Learning from each other
The Best Practice Awards recognize outstanding accomplishments by nonprofit organizations and have become an invaluable way to inspire and educate all the nonprofits in our community.
“One simple idea can be the catalyst for broadening our impact.”
“Collaboration and transparency are absolutely key to creating major change.”
These were just two of the many insights shared at the Foundation’s recent Best Practice Awards Learning Summit, sponsored by Blue Cross and Blue Shield of Rhode Island. Now in its seventh year, the Best Practice Awards recognize outstanding accomplishments by nonprofit organizations in five areas, and have become an invaluable way to inspire and educate all the nonprofits in our community.
By learning about the innovative work of the awardees, others in the nonprofit field are able to gain insight and tailor their own approaches in ways that are proven to work. At the learning summit at Rhode Island College it was standing-room-only as the 2018 Best Practice Award recipients shared details of their winning projects in informative TED-style talks. Here’s a quick look at the awardees’ work:
Economic Progress Institute
Award Category: Advocacy and Communications
Presented for its “Medicaid Matters” campaign, which educated the public and policy makers about the importance of the program to low-income Rhode Islanders. The campaign used the personal stories of local Medicaid recipients and infographics to bring its advocacy tools to life. “One in three Rhode Islanders rely on Medicaid for health care. Because its cost consumes a large part of the state budget, cuts are always a threat. The campaign helped the program survive the budget process intact,” said Rachel Flum, executive director.
“Collaboration and transparency are absolutely key to creating major change."- Jack Martin
Providence Public Library
Award Category: Board and Staff Leadership
Presented for a three-stage strategic planning process: creating and implementing a new strategic plan and vision, supporting staff in meeting the plan’s goals and telling the library’s new story to the public, and renovating and re-purposing its Empire Street building. “Collaboration and transparency are absolutely key to creating major change. The board and staff worked together as true partners to create a culture of innovation, especially one that is immediately responsive to community needs and that prioritizes co-innovation with community members and partners,” said Jack Martin, executive director.
Commercial Fisheries Research Foundation
Award Category: Collaboration
Presented for its work building a community of collaboration among fishermen, scientists, resource managers, and food professionals that promotes sound science, sustainable seafood, and vibrant fishing communities. “Each of these communities speaks its own language, uses its own jargon, and harbors assumptions about others involved in fisheries and seafood. We provided a venue for these groups to come together to find common ground and develop practical solutions to challenges facing fisheries resources, supply chains, and coastal communities,” said Dr. Anna Mercer, executive director.

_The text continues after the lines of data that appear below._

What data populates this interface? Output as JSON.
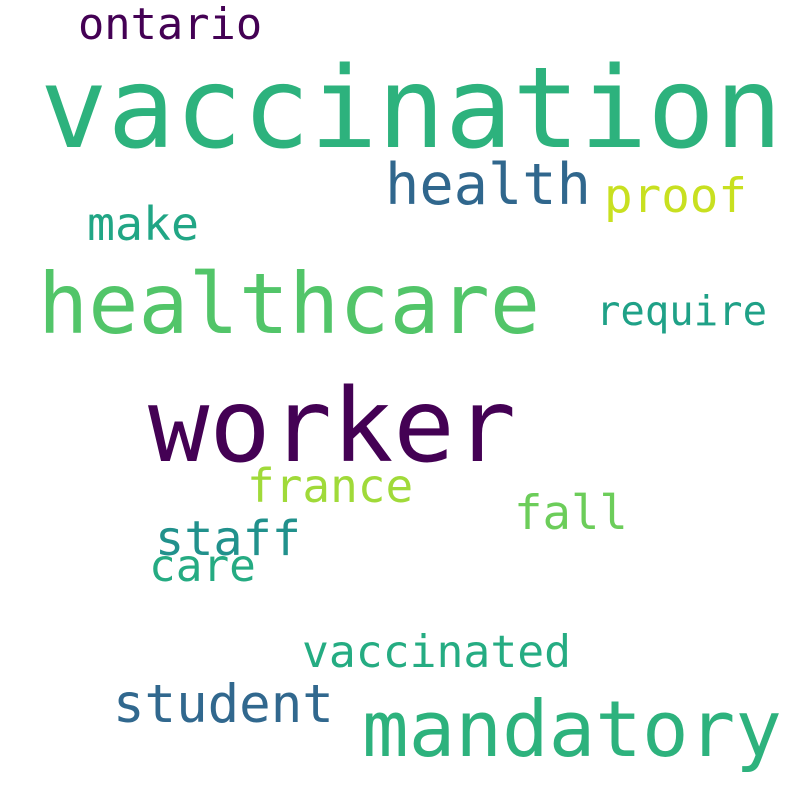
{
  "wordcloud": {
    "words": [
      {
        "id": "vaccination",
        "text": "vaccination",
        "color": "#2db27d"
      },
      {
        "id": "worker",
        "text": "worker",
        "color": "#440154"
      },
      {
        "id": "healthcare",
        "text": "healthcare",
        "color": "#52c569"
      },
      {
        "id": "mandatory",
        "text": "mandatory",
        "color": "#2db27d"
      },
      {
        "id": "health",
        "text": "health",
        "color": "#30678d"
      },
      {
        "id": "student",
        "text": "student",
        "color": "#31688e"
      },
      {
        "id": "staff",
        "text": "staff",
        "color": "#21918c"
      },
      {
        "id": "france",
        "text": "france",
        "color": "#a0da39"
      },
      {
        "id": "fall",
        "text": "fall",
        "color": "#6ccd5a"
      },
      {
        "id": "proof",
        "text": "proof",
        "color": "#c8e020"
      },
      {
        "id": "ontario",
        "text": "ontario",
        "color": "#440154"
      },
      {
        "id": "make",
        "text": "make",
        "color": "#21a685"
      },
      {
        "id": "require",
        "text": "require",
        "color": "#1fa187"
      },
      {
        "id": "care",
        "text": "care",
        "color": "#25ab82"
      },
      {
        "id": "vaccinated",
        "text": "vaccinated",
        "color": "#25ac82"
      }
    ]
  }
}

“One simple idea can be the catalyst for broadening our impact."- Margaret Holland McDuff
Family Service of Rhode Island
Award Category: Innovation
Presented for its work addressing chronic absenteeism among Providence elementary school students through its Walking School Bus initiative. “One simple idea can be the catalyst for broadening our impact. We then can be more effective meeting the needs of people living in poverty, experiencing substance use disorder, and other barriers to wellbeing. This work has had a transformative effect on us as an organization to address the social determinants of ‘life’ through new lenses such as social emotional learning, substance use intervention, sexual health, and community engagement,” said CEO Margaret Holland McDuff.
New Urban Arts
Award Category: Volunteer Engagement
Presented for Youth Mentorship in the Arts, an afterschool program that connects public high school students with local artist volunteers. Students participate in the mentor selection process. Volunteers participate in a yearlong intensive professional development program, consisting of a two-day orientation, monthly training sessions, and a mid-year retreat. “Effective, intensive volunteer programs create a leadership pipeline and serve as transitional experiences for alumni who are interested in employment. Many of our current staff—including those who are alumni—started as volunteer artist-mentors,” said Dan Schleifer, executive director.
Recognizing long-time Foundation donor Herman H. Rose
Building capacity within the nonprofit sector is a crucial, behind-the-scenes part of our work. It makes our funding more potent, but more importantly, it makes everyone’s funding more potent. We are pleased to recognize long-time Foundation donor Herman H. Rose, who has stepped forward to ensure that kind of capacity building can happen in the years to come. He has established a legacy gift to the Rhode Island Rose Award Endowment Fund, which in the future will make an annual distribution to support Foundation programs that focus on strengthening Rhode Island’s nonprofit organizations through education, coaching, leadership development, and recognition. We – and the entire nonprofit community – are grateful, and humbled, by his gift.